Diverse Krankheitsbilder, wie Diabetes mellitus, Arthritis oder Krebs, gehen häufig mit einer fehlerhaften Regulation von Matrix-Metalloproteasen, insbesondere MMP-2 und MMP-9, einher. Die Validierung neuartiger Hemmstoffe wird vor allem durch den hohen Kostenaufwand bei der Isolierung der benötigten MMPs aus Tumor-Zelllinien oder Fibroblasten erschwert. Vor diesem Hintergrund wurde in der vorliegenden Arbeit ein zellbasierter MMP-Bioassay für ein Hochdurchsatz-Screening nach potentiellen Inhibitoren etabliert, der auf der heterologen Expression und Immobilisierung von MMP-2 und MMP-9 auf der Zellwand von Hefen basiert. Zur Identifikation eines geeigneten Expressionswirts wurden die humanen Gelatinasen in den Hefen K. lactis, P. pastoris, S. cerevisiae, S. pombe und Z. bailii zur Sekretion gebracht. Dabei war P. pastoris als einziger Organismus in der Lage, beide MMPs in ausreichend hoher Qualität als biologisch aktive Enzyme zu produzieren. Im Rahmen vergleichender Experimente zur Zellwand-Expression in P. pastoris konnte mit Sed1p aus S. cerevisiae ein hoch effizientes, neuartiges Zelloberflächen-Expressionssystem für P. pastoris identifiziert werden, das die für S. cerevisiae maximal erreichbare Immobilisierungs-Effizienz um den Faktor 6,7 übertrifft. Die Anpassung eines kommerziell erhältlichen Gelatinase-Assays an die Anforderungen eines zellbasierten Systems ermöglichte einen quantitativen Vergleich der Hemmstoff-Wirkungen durch ein einfaches, standardisiertes Messverfahren.

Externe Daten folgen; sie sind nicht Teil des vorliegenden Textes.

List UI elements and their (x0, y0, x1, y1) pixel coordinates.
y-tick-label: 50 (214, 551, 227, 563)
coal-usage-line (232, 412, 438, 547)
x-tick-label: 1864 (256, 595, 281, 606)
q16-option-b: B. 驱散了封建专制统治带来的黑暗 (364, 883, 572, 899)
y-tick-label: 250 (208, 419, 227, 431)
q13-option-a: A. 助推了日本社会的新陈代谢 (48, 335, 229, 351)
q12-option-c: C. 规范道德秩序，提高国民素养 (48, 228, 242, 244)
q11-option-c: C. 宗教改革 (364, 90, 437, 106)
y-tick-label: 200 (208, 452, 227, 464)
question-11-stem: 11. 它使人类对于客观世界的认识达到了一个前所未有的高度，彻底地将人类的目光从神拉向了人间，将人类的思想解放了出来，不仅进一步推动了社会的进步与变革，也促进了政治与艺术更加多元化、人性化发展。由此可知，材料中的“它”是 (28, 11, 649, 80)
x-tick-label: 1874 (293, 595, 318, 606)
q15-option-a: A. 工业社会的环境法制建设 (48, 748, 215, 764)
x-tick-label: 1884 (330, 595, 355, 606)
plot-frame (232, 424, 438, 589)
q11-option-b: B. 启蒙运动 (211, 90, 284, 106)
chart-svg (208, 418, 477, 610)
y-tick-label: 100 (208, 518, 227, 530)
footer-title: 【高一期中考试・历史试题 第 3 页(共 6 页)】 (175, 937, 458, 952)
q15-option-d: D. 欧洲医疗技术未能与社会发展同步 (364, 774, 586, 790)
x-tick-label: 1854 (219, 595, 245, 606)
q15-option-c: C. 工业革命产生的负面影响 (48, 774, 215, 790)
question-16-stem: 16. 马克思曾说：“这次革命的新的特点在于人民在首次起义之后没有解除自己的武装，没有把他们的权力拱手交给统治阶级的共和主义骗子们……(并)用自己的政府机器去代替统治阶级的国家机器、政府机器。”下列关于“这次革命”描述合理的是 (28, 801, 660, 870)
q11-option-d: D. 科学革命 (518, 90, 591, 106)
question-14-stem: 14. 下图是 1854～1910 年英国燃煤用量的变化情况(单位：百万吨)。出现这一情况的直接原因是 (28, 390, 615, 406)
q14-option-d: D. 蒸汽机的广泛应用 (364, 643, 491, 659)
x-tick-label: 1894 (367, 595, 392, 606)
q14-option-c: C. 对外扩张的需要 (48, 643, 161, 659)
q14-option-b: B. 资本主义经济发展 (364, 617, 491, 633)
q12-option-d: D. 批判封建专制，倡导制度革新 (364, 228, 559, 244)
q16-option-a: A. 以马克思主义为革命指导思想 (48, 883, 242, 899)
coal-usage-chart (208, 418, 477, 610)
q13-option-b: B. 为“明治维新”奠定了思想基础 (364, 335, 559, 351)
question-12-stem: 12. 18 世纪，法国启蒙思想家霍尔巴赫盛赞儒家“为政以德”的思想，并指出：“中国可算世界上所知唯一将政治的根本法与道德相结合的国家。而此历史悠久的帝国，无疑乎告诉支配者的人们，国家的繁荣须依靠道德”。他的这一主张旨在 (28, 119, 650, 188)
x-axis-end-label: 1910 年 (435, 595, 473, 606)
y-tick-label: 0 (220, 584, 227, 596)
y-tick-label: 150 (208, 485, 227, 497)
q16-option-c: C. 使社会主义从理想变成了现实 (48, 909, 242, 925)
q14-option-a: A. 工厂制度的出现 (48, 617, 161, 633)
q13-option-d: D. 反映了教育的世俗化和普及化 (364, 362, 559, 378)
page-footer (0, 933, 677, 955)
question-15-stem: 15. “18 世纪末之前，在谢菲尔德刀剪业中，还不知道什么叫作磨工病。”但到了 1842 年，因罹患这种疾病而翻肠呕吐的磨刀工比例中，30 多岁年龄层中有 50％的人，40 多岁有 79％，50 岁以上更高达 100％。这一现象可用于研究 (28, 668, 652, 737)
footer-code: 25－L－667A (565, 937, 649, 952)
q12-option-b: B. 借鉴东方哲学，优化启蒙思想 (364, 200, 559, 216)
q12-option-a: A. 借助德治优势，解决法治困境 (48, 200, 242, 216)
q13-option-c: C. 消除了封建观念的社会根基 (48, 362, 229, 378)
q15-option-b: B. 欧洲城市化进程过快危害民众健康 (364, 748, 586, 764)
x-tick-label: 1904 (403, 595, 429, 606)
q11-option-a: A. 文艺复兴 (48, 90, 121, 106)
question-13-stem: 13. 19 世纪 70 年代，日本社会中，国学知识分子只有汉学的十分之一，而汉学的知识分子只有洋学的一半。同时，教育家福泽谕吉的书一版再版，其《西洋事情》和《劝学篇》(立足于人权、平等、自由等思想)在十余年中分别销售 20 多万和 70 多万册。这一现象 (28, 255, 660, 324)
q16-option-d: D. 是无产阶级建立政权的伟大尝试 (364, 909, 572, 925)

A wide range of diseases, such as diabetes mellitus, arthritis and, most of all, cancer, goes along with malfunctions in the regulation of matrix metalloproteinases, especially MMP-2 and MMP-9. The invention and validation of novel inhibitors is often slowed down by the high costs of MMP purification from human tumor cell lines or primary fibroblasts. In view of this background, an innovative cell based MMP bioassay was invented to enable a high throughput screening for potential MMP inhibitors. This method is based on the heterologous expression and immobilization of MMP-2 and MMP-9 on the cell surface of yeast. To identify an appropriate expression host, the human gelatinases were expressed as secretory proteins in the yeasts Kluyveromyces lactis, Pichia pastoris, Saccharomyces cerevisiae, Schizosaccharomyces pombe and Zygosaccharomyces bailii. P. pastoris appeared to be the only organism capable of producing both MMPs in sufficiently high quality. Comparative studies on cell surface expression considering S. cerevisiae cell wall proteins revealed Sed1p as being a novel and highly efficient carrier system for cell surface display in P. pastoris that exceeded immobilization efficiency of S. cerevisiae by the factor 6.7. A commercial gelatinase assay was adapted to match the requirements of a cell based system, thus providing an efficient tool for quantification of MMP inhibitor activities via a simple, standardized bioassay.